The two parts feed off of each other. Narratives where women are assumed to be passive and dependent are more popular when they re-enforce assumptions already present in the wider world, while general attitudes are (at least partially) shaped by the narratives we use to describe and address the world around us. Making certain narratives the default or making certain narratives taboo/off limits can shift how people look at the world.
Today the assumptions about women's place in the world and general lack of female agency in common narratives are pervasive. Any re-enforcement of those assumptions and trends is problematic. It's not to say it should never be done, but doing so should be done with full awareness of what you are doing. And that means that people who are aware of the problems should talk about the problems and point them out where they see them. Which is what Anita is doing.

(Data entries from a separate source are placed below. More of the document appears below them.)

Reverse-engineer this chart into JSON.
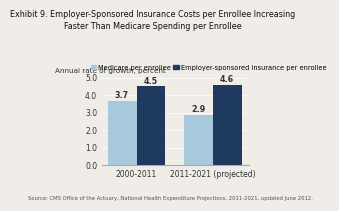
{
  "title_line1": "Exhibit 9. Employer-Sponsored Insurance Costs per Enrollee Increasing",
  "title_line2": "Faster Than Medicare Spending per Enrollee",
  "ylabel": "Annual rate of growth, percent",
  "categories": [
    "2000-2011",
    "2011-2021 (projected)"
  ],
  "medicare_values": [
    3.7,
    2.9
  ],
  "employer_values": [
    4.5,
    4.6
  ],
  "medicare_color": "#a8c8dc",
  "employer_color": "#1e3a5f",
  "bg_color": "#f0ede8",
  "ylim": [
    0,
    5.0
  ],
  "yticks": [
    0.0,
    1.0,
    2.0,
    3.0,
    4.0,
    5.0
  ],
  "legend_medicare": "Medicare per enrollee",
  "legend_employer": "Employer-sponsored insurance per enrollee",
  "source": "Source: CMS Office of the Actuary, National Health Expenditure Projections, 2011-2021, updated June 2012.",
  "bar_width": 0.32,
  "title_fontsize": 5.8,
  "label_fontsize": 5.2,
  "tick_fontsize": 5.5,
  "value_fontsize": 5.8,
  "legend_fontsize": 4.8,
  "source_fontsize": 3.8
}
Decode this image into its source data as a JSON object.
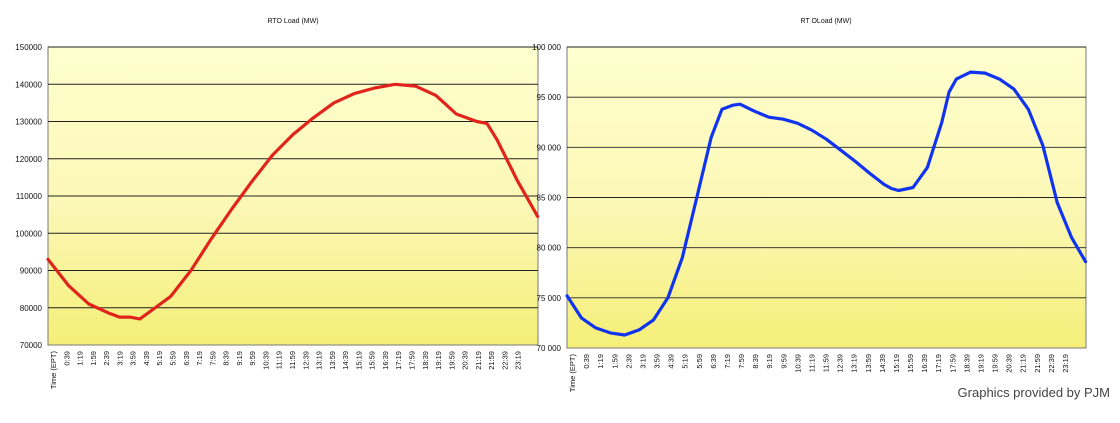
{
  "credit": "Graphics provided by PJM",
  "chart_data": [
    {
      "type": "line",
      "title": "RTO Load (MW)",
      "xlabel": "",
      "ylabel": "",
      "ylim": [
        70000,
        150000
      ],
      "yticks": [
        70000,
        80000,
        90000,
        100000,
        110000,
        120000,
        130000,
        140000,
        150000
      ],
      "grid": true,
      "legend": "none",
      "colors": {
        "line": "#e0241b",
        "background_top": "#ffffcc",
        "background_bottom": "#f6f27e",
        "grid": "#000000"
      },
      "x_tick_labels": [
        "Time (EPT)",
        "0:39",
        "1:19",
        "1:59",
        "2:39",
        "3:19",
        "3:59",
        "4:39",
        "5:19",
        "5:59",
        "6:39",
        "7:19",
        "7:59",
        "8:39",
        "9:19",
        "9:59",
        "10:39",
        "11:19",
        "11:59",
        "12:39",
        "13:19",
        "13:59",
        "14:39",
        "15:19",
        "15:59",
        "16:39",
        "17:19",
        "17:59",
        "18:39",
        "19:19",
        "19:59",
        "20:39",
        "21:19",
        "21:59",
        "22:39",
        "23:19"
      ],
      "series": [
        {
          "x": [
            "0:00",
            "1:00",
            "2:00",
            "3:00",
            "3:30",
            "4:00",
            "4:30",
            "5:00",
            "6:00",
            "7:00",
            "8:00",
            "9:00",
            "10:00",
            "11:00",
            "12:00",
            "13:00",
            "14:00",
            "15:00",
            "16:00",
            "17:00",
            "18:00",
            "19:00",
            "19:30",
            "20:00",
            "21:00",
            "21:30",
            "22:00",
            "23:00",
            "23:59"
          ],
          "values": [
            93000,
            86000,
            81000,
            78500,
            77500,
            77500,
            77000,
            79000,
            83000,
            90000,
            98500,
            106500,
            114000,
            121000,
            126500,
            131000,
            135000,
            137500,
            139000,
            140000,
            139500,
            137000,
            134500,
            132000,
            130000,
            129500,
            125000,
            114000,
            104500
          ]
        }
      ]
    },
    {
      "type": "line",
      "title": "RT OLoad (MW)",
      "xlabel": "",
      "ylabel": "",
      "ylim": [
        70000,
        100000
      ],
      "yticks": [
        70000,
        75000,
        80000,
        85000,
        90000,
        95000,
        100000
      ],
      "grid": true,
      "legend": "none",
      "colors": {
        "line": "#1033f0",
        "background_top": "#ffffcc",
        "background_bottom": "#f6f27e",
        "grid": "#000000"
      },
      "x_tick_labels": [
        "Time (EPT)",
        "0:39",
        "1:19",
        "1:59",
        "2:39",
        "3:19",
        "3:59",
        "4:39",
        "5:19",
        "5:59",
        "6:39",
        "7:19",
        "7:59",
        "8:39",
        "9:19",
        "9:59",
        "10:39",
        "11:19",
        "11:59",
        "12:39",
        "13:19",
        "13:59",
        "14:39",
        "15:19",
        "15:59",
        "16:39",
        "17:19",
        "17:59",
        "18:39",
        "19:19",
        "19:59",
        "20:39",
        "21:19",
        "21:59",
        "22:39",
        "23:19"
      ],
      "series": [
        {
          "x": [
            "0:00",
            "0:40",
            "1:20",
            "2:00",
            "2:40",
            "3:20",
            "4:00",
            "4:40",
            "5:20",
            "6:00",
            "6:40",
            "7:10",
            "7:40",
            "8:00",
            "8:40",
            "9:20",
            "10:00",
            "10:40",
            "11:20",
            "12:00",
            "12:40",
            "13:20",
            "14:00",
            "14:40",
            "15:00",
            "15:20",
            "16:00",
            "16:40",
            "17:20",
            "17:40",
            "18:00",
            "18:40",
            "19:20",
            "19:40",
            "20:00",
            "20:40",
            "21:20",
            "22:00",
            "22:40",
            "23:20",
            "23:59"
          ],
          "values": [
            75200,
            73000,
            72000,
            71500,
            71300,
            71800,
            72800,
            75000,
            79000,
            85000,
            91000,
            93800,
            94200,
            94300,
            93600,
            93000,
            92800,
            92400,
            91700,
            90800,
            89700,
            88600,
            87400,
            86300,
            85900,
            85700,
            86000,
            88000,
            92500,
            95500,
            96800,
            97500,
            97400,
            97100,
            96800,
            95800,
            93800,
            90200,
            84500,
            81000,
            78600
          ]
        }
      ]
    }
  ]
}
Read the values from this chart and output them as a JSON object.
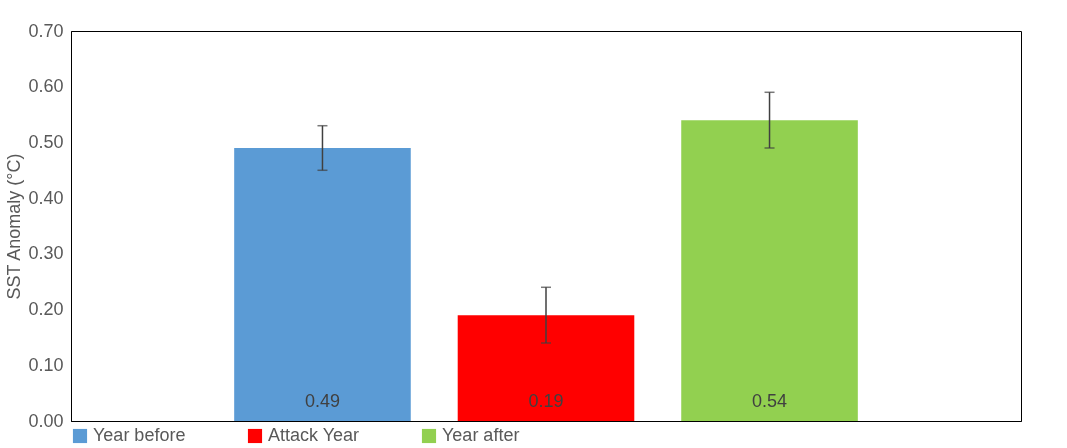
{
  "chart_data": {
    "type": "bar",
    "ylabel": "SST Anomaly (°C)",
    "categories": [
      null
    ],
    "series": [
      {
        "name": "Year before",
        "color": "#5b9bd5",
        "values": [
          0.49
        ],
        "errors": [
          0.04
        ]
      },
      {
        "name": "Attack Year",
        "color": "#ff0000",
        "values": [
          0.19
        ],
        "errors": [
          0.05
        ]
      },
      {
        "name": "Year after",
        "color": "#92d050",
        "values": [
          0.54
        ],
        "errors": [
          0.05
        ]
      }
    ],
    "ylim": [
      0,
      0.7
    ],
    "yticks": [
      {
        "value": 0,
        "label": "0.00"
      },
      {
        "value": 0.1,
        "label": "0.10"
      },
      {
        "value": 0.2,
        "label": "0.20"
      },
      {
        "value": 0.3,
        "label": "0.30"
      },
      {
        "value": 0.4,
        "label": "0.40"
      },
      {
        "value": 0.5,
        "label": "0.50"
      },
      {
        "value": 0.6,
        "label": "0.60"
      },
      {
        "value": 0.7,
        "label": "0.70"
      }
    ],
    "data_labels": true,
    "legend": "bottom",
    "grid": false
  }
}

You seem to be saying that damsel-in-distress plots work by referencing other damsel-in-distress plots to let the player know what's going on. I believe this is incorrect. The plots might reference each other, but that's not the only thing they have going. While the trope might certainly be overused, it is also an entirely legitimate plot device that can stand on its own.
To clarify, you don't need to know the previous examples to understand the plot. That's kind of what references are about; you are building off a whole lot of prior stuff, and need that prior stuff to deliver your message. But with distressed damsels, you could find yourself a kid who's never played a video game, watched TV or perused any work of fiction at all, tell him that "The princess has been kidnapped! Are you a bad enough dude to rescue the princess?" and he would get it. He doesn't need to know how many times before the same story has been told. Kidnapping is bad and rescuing is good and that is why you need to stomp on those goombas. Once you accept that abducting a person without a pressing reason is morally questionable, the whole rest of the plot follows. It only became a "trope" in the first place because it works.
As to whether the narratives in video games affect how people percieve the real world, I don't know. Maybe? I don't think it's a problem as long as there are other kind of narratives as well. Men sometimes lose their agency, a phrase I refuse to use without italics, but other times they're single-handedly changing the fate of entire worlds. Get some more female protagonists going.
I think it's more obvious with the Euthanized Damsel trope, where games are playing directly into common domestic violence narratives. They are re-enforcing the stories told where women are deserving of the harm done to them. The stories that are already present and pervasive in our society, but that doesn't mean that repeating them and increasing their visibility uncritically isn't harmful. Can such events have a place in good stories? Sure. But a part of that would require being aware of the danger surrounding those narratives and addressing that in some manner in the story. Otherwise it's just a repetition of a narrative that we should be discrediting and marginalising for the harm it does.
Are they really domestic violence narratives? I don't think they are. You're not hitting a woman because she's annoying, you're hitting her because she's an enemy. That's what you do with enemies. You kill them. This might be perceived as a problem, I guess, but it's certainly not a gender problem. In any game, you're usually killing enemies by the hundreds. In the real world, they would be people. If it's okay to kill them, what's wrong with gunning down a brainwashed girlfriend every now and then? It's not as if any of them really deserve death.